Both the GUI and command line versions of this release are available as:

• compiled exes attached to this release or in the dist/ folder
• .py versions are available by pip install pyhindsight or downloading/cloning the GitHub repo.

Hindsight v2.3.0

Hindsight v2.3.0 adds input path searching, support for newer versions of Chrome, and minor fixes.

• Supports Chrome versions 1 - 73
• The --input (-i) parameter now searches for all Chrome profiles at or below the given path. Pointing -i to the "Default" directory will still work as before, but now if you specify a directory higher up the hierarchy (C:\Users for example) Hindsight will search and parse all profiles contained inside that directory.
• Parsing of the LevelDB section of Local Storage.

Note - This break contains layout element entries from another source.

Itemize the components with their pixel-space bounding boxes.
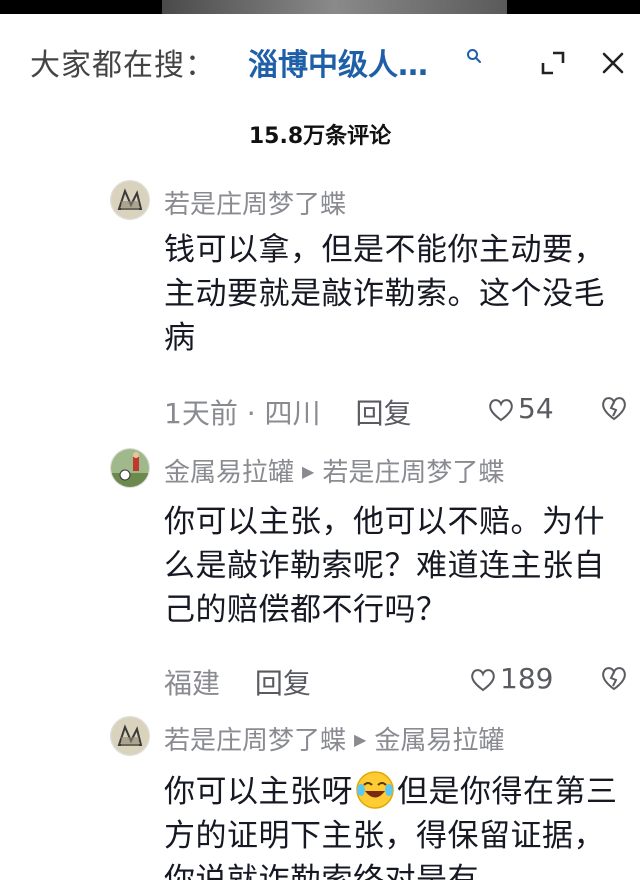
comment-meta: 1天前 · 四川 回复	[164, 392, 411, 432]
comment-count: 15.8万条评论	[248, 124, 392, 149]
expand-icon[interactable]	[540, 50, 566, 76]
comment-item: 金属易拉罐 ▶ 若是庄周梦了蝶 你可以主张，他可以不赔。为什么是敲诈勒索呢？难道连主…	[0, 446, 640, 700]
close-icon[interactable]	[600, 50, 626, 76]
comment-text-part: 你可以主张呀	[164, 774, 353, 810]
comment-author-row: 若是庄周梦了蝶	[164, 184, 346, 221]
comment-author-row: 若是庄周梦了蝶 ▶ 金属易拉罐	[164, 720, 504, 757]
reply-arrow-icon: ▶	[354, 730, 367, 749]
laughing-tears-emoji-icon	[356, 771, 394, 809]
like-count: 189	[500, 662, 554, 695]
background-thumbnail	[162, 0, 507, 14]
comment-time-location: 1天前 · 四川	[164, 397, 321, 430]
search-suggestion-link[interactable]: 淄博中级人…	[248, 40, 428, 84]
avatar[interactable]	[110, 448, 150, 488]
comment-item: 若是庄周梦了蝶 ▶ 金属易拉罐 你可以主张呀 但是你得在第三方的证明下主张，得保留证…	[0, 714, 640, 880]
background-video-strip	[0, 0, 640, 14]
reply-arrow-icon: ▶	[302, 462, 315, 481]
comment-text: 你可以主张呀 但是你得在第三方的证明下主张，得保留证据，你说就诈勒索终对是有	[164, 770, 626, 880]
like-button[interactable]: 189	[470, 662, 553, 695]
dislike-icon[interactable]	[600, 664, 628, 692]
reply-to-author[interactable]: 金属易拉罐	[374, 726, 504, 756]
comment-author[interactable]: 若是庄周梦了蝶	[164, 726, 346, 756]
comment-author-row: 金属易拉罐 ▶ 若是庄周梦了蝶	[164, 452, 504, 489]
comments-sheet: 大家都在搜： 淄博中级人… 15.8万条评论 若是庄周梦了蝶 钱可以拿，但是不能	[0, 14, 640, 880]
search-prefix-label: 大家都在搜：	[30, 48, 216, 83]
reply-to-author[interactable]: 若是庄周梦了蝶	[322, 458, 504, 488]
comment-meta: 福建 回复	[164, 662, 311, 702]
heart-icon	[471, 669, 495, 692]
reply-button[interactable]: 回复	[355, 397, 411, 430]
like-button[interactable]: 54	[488, 392, 554, 425]
dislike-icon[interactable]	[600, 394, 628, 422]
reply-button[interactable]: 回复	[255, 667, 311, 700]
comment-text: 你可以主张，他可以不赔。为什么是敲诈勒索呢？难道连主张自己的赔偿都不行吗？	[164, 504, 605, 628]
avatar[interactable]	[110, 716, 150, 756]
heart-icon	[489, 399, 513, 422]
avatar[interactable]	[110, 180, 150, 220]
like-count: 54	[518, 392, 554, 425]
search-suggestion-bar[interactable]: 大家都在搜： 淄博中级人…	[0, 14, 640, 104]
comment-author[interactable]: 金属易拉罐	[164, 458, 294, 488]
comment-author[interactable]: 若是庄周梦了蝶	[164, 190, 346, 220]
comment-location: 福建	[164, 667, 221, 700]
comment-text: 钱可以拿，但是不能你主动要，主动要就是敲诈勒索。这个没毛病	[164, 232, 605, 356]
search-icon[interactable]	[466, 48, 482, 64]
comment-item: 若是庄周梦了蝶 钱可以拿，但是不能你主动要，主动要就是敲诈勒索。这个没毛病 1天…	[0, 178, 640, 430]
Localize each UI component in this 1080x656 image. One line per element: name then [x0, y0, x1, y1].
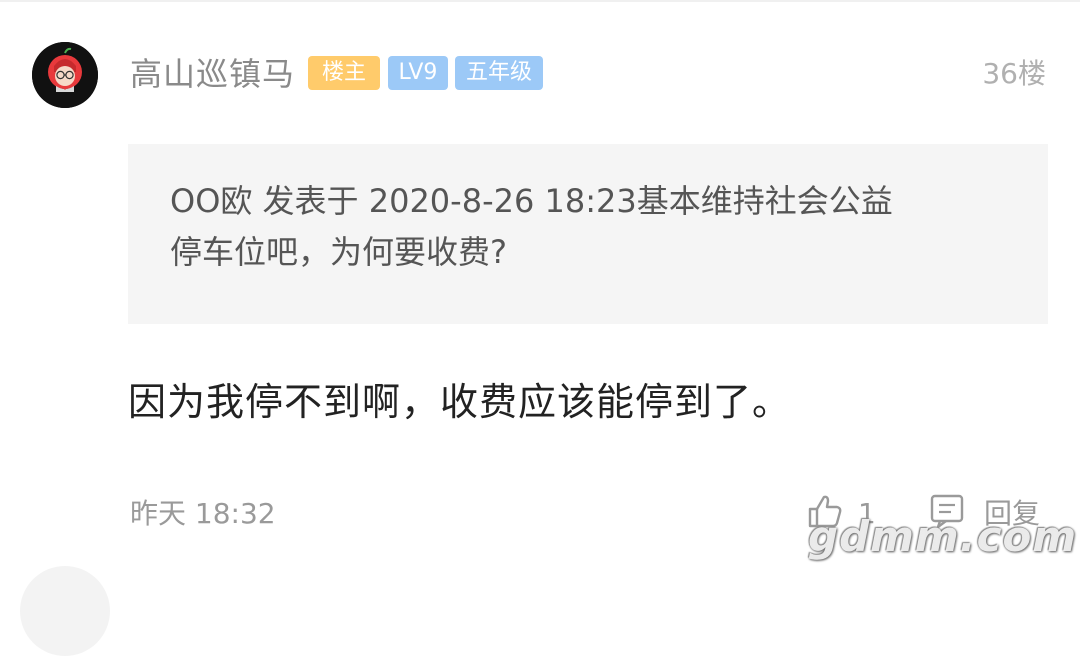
grade-badge: 五年级 — [455, 56, 543, 90]
avatar-image — [32, 42, 98, 108]
quote-line-1: OO欧 发表于 2020-8-26 18:23基本维持社会公益 — [170, 182, 893, 220]
username[interactable]: 高山巡镇马 — [130, 52, 295, 96]
quoted-post[interactable]: OO欧 发表于 2020-8-26 18:23基本维持社会公益 停车位吧，为何要… — [128, 144, 1048, 324]
owner-badge: 楼主 — [308, 56, 380, 90]
post-time: 昨天 18:32 — [130, 497, 276, 530]
floor-number: 36楼 — [982, 57, 1046, 90]
reply-content: 因为我停不到啊，收费应该能停到了。 — [128, 380, 792, 424]
site-watermark: gdmm.com — [808, 512, 1078, 561]
top-divider — [0, 0, 1080, 2]
user-avatar[interactable] — [32, 42, 98, 108]
level-badge: LV9 — [388, 56, 448, 90]
next-post-avatar[interactable] — [20, 566, 110, 656]
quote-line-2: 停车位吧，为何要收费? — [170, 233, 507, 271]
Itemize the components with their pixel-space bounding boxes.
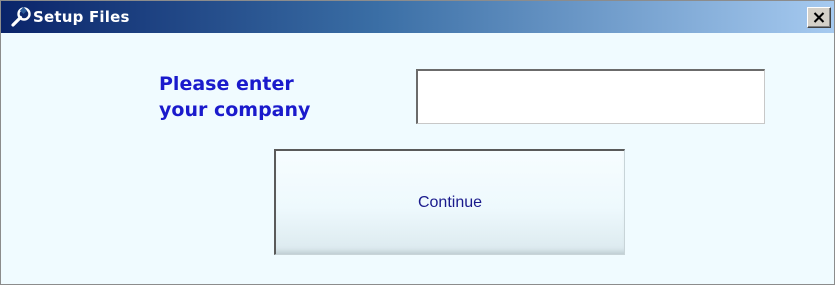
setup-window: Setup Files Please enter your company Co… — [0, 0, 835, 285]
company-prompt-label: Please enter your company — [159, 71, 399, 123]
company-input[interactable] — [416, 69, 765, 124]
close-button[interactable] — [807, 7, 831, 28]
title-bar[interactable]: Setup Files — [1, 1, 834, 33]
wrench-icon — [10, 6, 32, 27]
close-icon — [813, 12, 825, 23]
prompt-line-1: Please enter — [159, 73, 294, 95]
continue-button[interactable]: Continue — [274, 149, 625, 255]
window-title: Setup Files — [33, 8, 130, 26]
prompt-line-2: your company — [159, 99, 311, 121]
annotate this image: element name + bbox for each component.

Both the GUI and command line versions of this release are available as:

• compiled exes attached to this release or in the dist/ folder
• .py versions are available by pip install pyhindsight or downloading/cloning the GitHub repo.

Hindsight v2.2.0

Hindsight v2.2.0 adds parsing of more preference items and support for newer versions of Chrome.

• Support for Chrome versions 1 - 66
• Preference items with timestamps now are in Timeline
• Improvements to logging

Both the GUI and command line versions of this release are available as:

• compiled exes attached to this release or in the dist/ folder
• .py versions are available by pip install pyhindsight or downloading/cloning the GitHub repo.

Hindsight v2.1.1

Hindsight v2.1.1 is a smaller update, mostly focused on making processing more robust.

• Support for Chrome versions 1 - 60
• Added more error checking / catching in the cache parsing section
• Updated Hindsight plugin search to better handle combinations of local plugins and the default plugins when installed via pip

Both the GUI and command line versions of this release are available as:

• compiled exes attached to this release or in the dist/ folder
• .py versions are available by pip install pyhindsight or downloading/cloning the GitHub repo.

Hindsight v2.0.0

Hindsight v2.0.0 brings new features, many of which are focused on ease-of-use. The highlights are:

• Cross-platform web UI
• Easier installation on all OSes - now just do pip install pyhindsight
• Ability to parse multiple Chrome caches
• Portable EXEs for GUI and cmdline versions

First, the web interface (seen below running via hindsight_gui.exe):

For those that prefer the command line interface, that still remains and has been updated to support the new features. Both the web UI and cmdline versions are available either as .py files or as PyInstaller-compiled EXEs (available at the bottom of this page, or in the dist folder of the main repo).

Hindsight also has been refactored and much of the parsing moved into the new Python package pyhindsight. This also makes installing Hindsight easier; simply run:

pip install pyhindsight

This will install the pyhindsight package (and all relevant dependencies) and place copies of hindsight.py and hindsight_gui.py into the system's scripts directory.

v2 also introduces the ability to parse various Chrome caches: Cache, Media Cache, Application Cache, and GPUCache. The code is largely based off the Chromagnon project by Jean-Rémy Bancel (thanks!).